Back Recent migration-related ECtHR case-law

Recent migration-related ECtHR case-law

On 10 April 2018, In a Chamber judgment in the case of Bistieva and Others v. Poland (application no. 75157/14), concerning the detention of a woman and her three minor children in a centre for foreigners in Poland, the Court found a violation of Article 8 (right to respect for private and family life) of the European Convention on Human Rights.

 

On 18 April 2018, the European Court of Human Rights held hearings in the following cases:

Ilias and Ahmed v. Hungary(application no. 47287/15): concerning the detention of two Bangladeshi asylum-seekers in the border zone for 23 days as well as their removal from Hungary to Serbia - webcast;

Z.A. and Others v. Russia (nos. 61411/15, 61420/15, 61427/15 and 3028/16): concerning complaints brought by four individuals from Iraq, the Palestinian territories, Somalia and Syria who were travelling via Moscow’s Sheremetyevo Airport and were denied entry into Russia. Three of the applicants spent between five and eight months in the airport’s transit zone, while one of them, from Somalia, spent nearly two years there – webcast.

 

On 26 April 2018, the Court handed down a Chamber judgment in the case of Hoti v. Croatia (application no. 63311/14) concerning a migrant in Croatia who complained that he had been unable to regularise his residence status since his arrival in the country in 1979. His parents fled Albania in 1960 as political refugees and settled in Kosovo; he was born there a few years later. He has since been told by the Albanian authorities that he is not Albanian; according to his birth certificate, he has no nationality. He has been living and intermittently working in Croatia for almost 40 years and has no link with any other country as he has, in the meantime, lost contact with all his relatives. Currently unemployed because he has no residence status, he survives by carrying out occasional work on farms. The Court held that there had been a violation of Article 8 (right to respect for private and family life and the home) of the European Convention on Human Rights. It found in particular that the Croatian authorities had not taken into account the complexity of the applicant’s situation in the various procedures he had used to regularise his residence status. Instead of helping the applicant to contact the authorities of another country in view of the fact that he has no nationality, the Croatian authorities have insisted on his being a Kosovo national.

 

On 26 April 2018, the European Court of Human Rights declared inadmissible the case of Khaksar v. the United Kingdom (application no. 2654/18), concerning an Afghan asylum seeker’s complaint about his threatened removal to Afghanistan.

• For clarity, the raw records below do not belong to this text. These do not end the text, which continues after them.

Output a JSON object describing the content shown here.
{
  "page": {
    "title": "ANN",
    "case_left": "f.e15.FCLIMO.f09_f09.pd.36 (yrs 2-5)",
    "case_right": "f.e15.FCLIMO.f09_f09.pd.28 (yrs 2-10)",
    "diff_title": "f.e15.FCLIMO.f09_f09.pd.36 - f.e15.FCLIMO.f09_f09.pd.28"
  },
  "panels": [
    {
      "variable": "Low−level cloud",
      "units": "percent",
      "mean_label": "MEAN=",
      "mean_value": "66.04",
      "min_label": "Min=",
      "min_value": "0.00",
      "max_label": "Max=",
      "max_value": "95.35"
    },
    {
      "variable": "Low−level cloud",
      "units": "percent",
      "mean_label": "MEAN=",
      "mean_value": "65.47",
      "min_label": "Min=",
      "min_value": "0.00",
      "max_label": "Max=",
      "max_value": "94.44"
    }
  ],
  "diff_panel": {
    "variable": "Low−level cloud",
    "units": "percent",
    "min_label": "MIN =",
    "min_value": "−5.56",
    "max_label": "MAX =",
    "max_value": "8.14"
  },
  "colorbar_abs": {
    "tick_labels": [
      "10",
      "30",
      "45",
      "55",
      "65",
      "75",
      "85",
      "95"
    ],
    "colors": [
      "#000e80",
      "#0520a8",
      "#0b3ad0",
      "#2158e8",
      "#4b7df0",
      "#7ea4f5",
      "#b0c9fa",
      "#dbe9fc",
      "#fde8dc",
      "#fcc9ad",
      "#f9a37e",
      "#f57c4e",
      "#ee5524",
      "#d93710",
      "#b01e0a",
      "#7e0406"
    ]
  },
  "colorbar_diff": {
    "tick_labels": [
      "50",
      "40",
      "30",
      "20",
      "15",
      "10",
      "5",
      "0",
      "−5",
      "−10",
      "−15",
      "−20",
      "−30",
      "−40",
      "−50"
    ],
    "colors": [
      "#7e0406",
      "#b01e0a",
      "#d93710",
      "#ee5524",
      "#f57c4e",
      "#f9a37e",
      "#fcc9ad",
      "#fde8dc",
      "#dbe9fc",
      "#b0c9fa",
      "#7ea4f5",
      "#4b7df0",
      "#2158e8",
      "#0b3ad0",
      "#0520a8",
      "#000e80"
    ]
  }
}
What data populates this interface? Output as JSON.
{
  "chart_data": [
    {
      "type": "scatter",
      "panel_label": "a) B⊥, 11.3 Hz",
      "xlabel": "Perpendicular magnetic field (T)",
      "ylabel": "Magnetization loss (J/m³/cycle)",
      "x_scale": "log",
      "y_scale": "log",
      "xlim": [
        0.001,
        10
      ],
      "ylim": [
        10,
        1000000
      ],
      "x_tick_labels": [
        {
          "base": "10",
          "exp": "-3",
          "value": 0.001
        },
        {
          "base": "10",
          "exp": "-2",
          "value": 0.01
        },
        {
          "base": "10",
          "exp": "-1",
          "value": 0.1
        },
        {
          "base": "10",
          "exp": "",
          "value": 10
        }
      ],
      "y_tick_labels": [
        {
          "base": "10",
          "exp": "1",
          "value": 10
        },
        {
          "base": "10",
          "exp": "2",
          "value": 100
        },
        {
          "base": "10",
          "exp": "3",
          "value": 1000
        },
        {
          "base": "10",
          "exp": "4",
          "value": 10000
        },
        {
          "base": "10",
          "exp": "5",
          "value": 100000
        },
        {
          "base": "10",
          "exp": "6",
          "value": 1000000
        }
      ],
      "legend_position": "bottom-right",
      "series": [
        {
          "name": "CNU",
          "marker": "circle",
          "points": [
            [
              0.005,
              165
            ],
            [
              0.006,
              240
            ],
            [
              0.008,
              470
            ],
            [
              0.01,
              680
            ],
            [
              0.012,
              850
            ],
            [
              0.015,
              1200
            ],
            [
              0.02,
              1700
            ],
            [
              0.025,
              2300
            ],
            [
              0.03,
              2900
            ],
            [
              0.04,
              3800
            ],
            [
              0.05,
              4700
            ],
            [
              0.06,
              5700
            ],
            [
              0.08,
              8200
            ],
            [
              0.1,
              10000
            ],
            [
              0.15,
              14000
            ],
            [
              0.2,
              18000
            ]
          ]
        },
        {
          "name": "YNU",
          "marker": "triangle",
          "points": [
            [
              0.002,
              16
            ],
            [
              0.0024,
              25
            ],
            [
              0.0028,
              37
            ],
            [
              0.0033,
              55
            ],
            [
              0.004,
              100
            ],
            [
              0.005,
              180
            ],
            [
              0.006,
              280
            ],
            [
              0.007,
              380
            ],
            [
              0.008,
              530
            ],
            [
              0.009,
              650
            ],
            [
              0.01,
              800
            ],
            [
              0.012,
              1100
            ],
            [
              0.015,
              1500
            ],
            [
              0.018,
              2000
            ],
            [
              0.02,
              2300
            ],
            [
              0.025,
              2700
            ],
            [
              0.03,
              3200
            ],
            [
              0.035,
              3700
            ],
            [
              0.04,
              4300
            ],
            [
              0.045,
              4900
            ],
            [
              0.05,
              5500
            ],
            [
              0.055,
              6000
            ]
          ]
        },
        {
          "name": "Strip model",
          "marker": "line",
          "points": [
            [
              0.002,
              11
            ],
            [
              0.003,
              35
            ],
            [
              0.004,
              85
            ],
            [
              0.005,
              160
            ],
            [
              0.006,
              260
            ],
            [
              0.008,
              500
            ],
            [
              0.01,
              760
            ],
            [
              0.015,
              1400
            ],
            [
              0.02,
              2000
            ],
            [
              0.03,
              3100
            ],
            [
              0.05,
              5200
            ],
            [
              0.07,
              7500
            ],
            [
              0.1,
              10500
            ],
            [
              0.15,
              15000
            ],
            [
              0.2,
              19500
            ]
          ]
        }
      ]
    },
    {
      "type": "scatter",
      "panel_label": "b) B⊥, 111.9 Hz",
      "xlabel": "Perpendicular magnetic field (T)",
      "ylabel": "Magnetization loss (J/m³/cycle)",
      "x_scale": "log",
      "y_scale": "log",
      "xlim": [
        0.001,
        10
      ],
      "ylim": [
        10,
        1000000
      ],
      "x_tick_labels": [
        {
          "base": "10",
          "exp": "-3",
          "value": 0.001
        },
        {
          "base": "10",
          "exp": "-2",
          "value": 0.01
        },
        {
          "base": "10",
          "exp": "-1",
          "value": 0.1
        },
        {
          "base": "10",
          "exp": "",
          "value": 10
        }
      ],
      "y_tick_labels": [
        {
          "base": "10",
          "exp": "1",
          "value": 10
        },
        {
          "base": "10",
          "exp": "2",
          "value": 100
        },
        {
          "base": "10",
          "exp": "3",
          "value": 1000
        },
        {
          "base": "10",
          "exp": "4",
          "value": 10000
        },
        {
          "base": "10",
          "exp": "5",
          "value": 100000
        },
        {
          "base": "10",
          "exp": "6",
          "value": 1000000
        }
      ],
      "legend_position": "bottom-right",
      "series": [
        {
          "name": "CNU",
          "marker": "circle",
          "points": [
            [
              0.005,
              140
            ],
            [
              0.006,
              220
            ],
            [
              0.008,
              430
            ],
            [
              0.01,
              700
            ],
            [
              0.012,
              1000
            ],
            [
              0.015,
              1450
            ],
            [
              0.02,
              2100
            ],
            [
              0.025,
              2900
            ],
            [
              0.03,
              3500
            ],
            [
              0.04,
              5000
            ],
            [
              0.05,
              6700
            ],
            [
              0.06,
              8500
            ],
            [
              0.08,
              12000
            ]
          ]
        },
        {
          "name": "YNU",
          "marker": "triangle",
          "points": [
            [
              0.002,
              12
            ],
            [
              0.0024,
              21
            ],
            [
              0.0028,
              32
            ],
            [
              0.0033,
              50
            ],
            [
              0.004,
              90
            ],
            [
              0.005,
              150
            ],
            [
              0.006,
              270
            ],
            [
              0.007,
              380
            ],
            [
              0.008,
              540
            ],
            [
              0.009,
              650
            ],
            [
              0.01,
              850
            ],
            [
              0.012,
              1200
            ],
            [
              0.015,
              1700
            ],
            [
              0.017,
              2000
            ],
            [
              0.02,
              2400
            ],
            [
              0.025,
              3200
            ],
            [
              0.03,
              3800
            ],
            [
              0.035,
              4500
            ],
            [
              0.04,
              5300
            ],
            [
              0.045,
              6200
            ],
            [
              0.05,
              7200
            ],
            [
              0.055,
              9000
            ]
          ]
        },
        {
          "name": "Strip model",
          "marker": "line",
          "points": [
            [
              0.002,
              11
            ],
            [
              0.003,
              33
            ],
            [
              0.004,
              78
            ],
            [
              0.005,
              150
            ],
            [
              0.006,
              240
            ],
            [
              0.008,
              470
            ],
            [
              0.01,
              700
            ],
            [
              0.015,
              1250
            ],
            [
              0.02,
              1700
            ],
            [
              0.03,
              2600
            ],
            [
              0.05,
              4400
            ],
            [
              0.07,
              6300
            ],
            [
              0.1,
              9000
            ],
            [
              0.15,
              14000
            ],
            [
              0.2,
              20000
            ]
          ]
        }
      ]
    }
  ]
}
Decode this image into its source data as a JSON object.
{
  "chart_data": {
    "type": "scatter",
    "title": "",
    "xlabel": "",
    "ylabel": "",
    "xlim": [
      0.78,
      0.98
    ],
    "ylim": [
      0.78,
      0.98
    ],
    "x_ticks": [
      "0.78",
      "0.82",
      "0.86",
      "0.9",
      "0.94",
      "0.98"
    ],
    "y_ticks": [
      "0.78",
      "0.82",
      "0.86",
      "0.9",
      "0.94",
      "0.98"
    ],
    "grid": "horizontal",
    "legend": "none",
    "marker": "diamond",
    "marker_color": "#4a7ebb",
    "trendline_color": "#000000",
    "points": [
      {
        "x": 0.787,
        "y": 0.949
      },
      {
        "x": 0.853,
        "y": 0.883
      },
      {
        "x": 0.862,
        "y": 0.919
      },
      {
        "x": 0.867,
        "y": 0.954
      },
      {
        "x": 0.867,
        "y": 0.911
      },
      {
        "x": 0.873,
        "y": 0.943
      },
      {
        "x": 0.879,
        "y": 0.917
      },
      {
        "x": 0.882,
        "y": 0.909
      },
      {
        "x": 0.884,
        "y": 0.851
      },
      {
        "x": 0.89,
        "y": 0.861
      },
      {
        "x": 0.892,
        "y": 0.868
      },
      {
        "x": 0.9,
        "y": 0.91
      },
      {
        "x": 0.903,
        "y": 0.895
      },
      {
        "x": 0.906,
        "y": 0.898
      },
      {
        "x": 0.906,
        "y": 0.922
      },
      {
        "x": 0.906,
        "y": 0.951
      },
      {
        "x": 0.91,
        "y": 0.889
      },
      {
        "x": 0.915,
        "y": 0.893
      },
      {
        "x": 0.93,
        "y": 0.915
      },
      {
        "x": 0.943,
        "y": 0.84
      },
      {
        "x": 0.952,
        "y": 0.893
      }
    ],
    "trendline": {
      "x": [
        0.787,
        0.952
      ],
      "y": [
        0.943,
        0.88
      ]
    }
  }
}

The applicant argued that his removal would breach Article 8 (right to respect for private and family life) and Article 3 (prohibition of inhuman or degrading treatment) of the European Convention on Human Rights, in view of his serious health issues following a bomb blast in Afghanistan. The Court declared the application inadmissible for non-exhaustion of national remedies. The applicant, who had not sought permission for judicial review before the High Court of a decision by the Secretary of State refusing to reconsider his case, had therefore not given the domestic courts the possibility to consider his case in accordance with domestic law.